Menu
Dev.to #systemdesign·March 17, 2026

Designing Robust Systems: Differentiating Errors from Exceptions

This article clarifies the crucial distinction between errors and exceptions in software systems, arguing that errors are expected, recoverable outcomes while exceptions signify unexpected, unrecoverable system invariants violations. Properly distinguishing these impacts system reliability, observability, API design, and resilience in distributed environments. Adhering to this principle leads to more robust, maintainable, and predictable software architectures.

Read original on Dev.to #systemdesign

The Foundational Distinction

In building resilient systems, a core principle is understanding how to handle unexpected situations.
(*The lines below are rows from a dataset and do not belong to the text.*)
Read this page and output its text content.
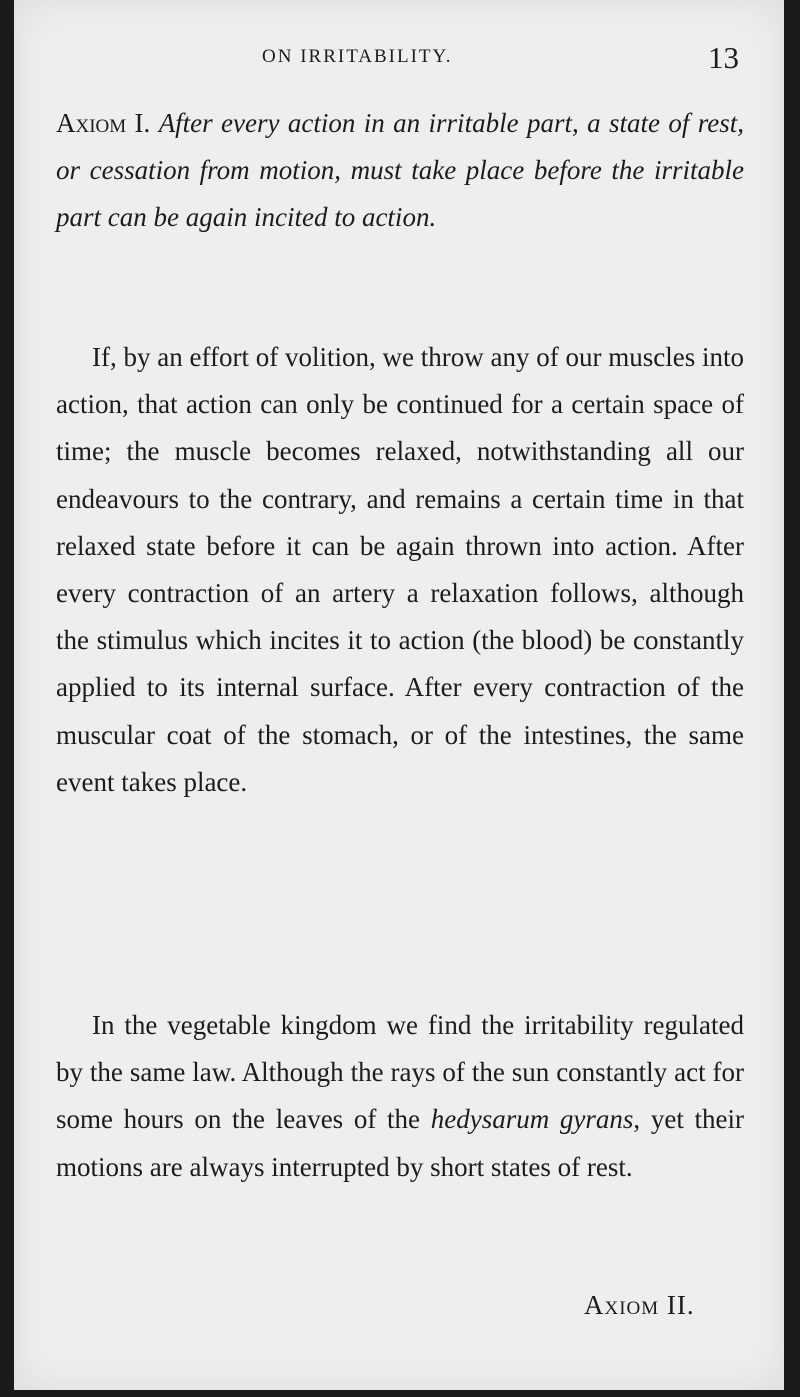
ON IRRITABILITY.	13

Axiom I. After every action in an irritable part, a state of rest, or cessation from motion, must take place before the irritable part can be again incited to action.

If, by an effort of volition, we throw any of our muscles into action, that action can only be continued for a certain space of time; the muscle becomes relaxed, notwithstanding all our endeavours to the contrary, and remains a certain time in that relaxed state before it can be again thrown into action. After every contraction of an artery a relaxation follows, although the stimulus which incites it to action (the blood) be constantly applied to its internal surface. After every contraction of the muscular coat of the stomach, or of the intestines, the same event takes place.

In the vegetable kingdom we find the irritability regulated by the same law. Although the rays of the sun constantly act for some hours on the leaves of the hedysarum gyrans, yet their motions are always interrupted by short states of rest.

Axiom II.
This article emphasizes that "errors" and "exceptions" serve fundamentally different purposes, and conflating them can lead to significant architectural and operational problems. Errors are expected, recoverable outcomes that are part of normal system behavior, such as a user providing invalid input or a resource not being found. Exceptions are unexpected, unrecoverable violations of system invariants or assumptions, indicating a truly exceptional, often fatal, state.

💡

Practical Rule for System Architects

If the caller can handle it, it's an error. If the system cannot safely proceed, it's an exception. This rule guides the design of resilient systems and clear API contracts.

Impact on System Design and Architecture

  • Reliability: Treating expected errors as exceptions can cause unnecessary system breaks, missed retries, and failed fallback mechanisms. Proper error handling ensures predictable system behavior under common failure scenarios.
  • Observability: Misusing exceptions for routine errors creates noisy logs and obscures genuine system issues, making incident response and debugging significantly harder.
  • API Design: Explicitly modeling errors in API contracts (e.g., returning `User | null` or `(User, error)` tuples) makes interfaces predictable and easier for consumers to reason about. APIs that throw exceptions for expected outcomes break their contract.
  • Distributed Systems Resilience: Distributed environments inherently face network partitions, timeouts, and partial failures. Architectures that treat these expected distributed challenges as exceptions are prone to cascading failures and unpredictable behavior, highlighting the need for robust, explicit error handling.
  • Maintainability and Team Productivity: Clear distinction reduces cognitive load for developers, leading to faster debugging, easier onboarding, and overall more maintainable codebase.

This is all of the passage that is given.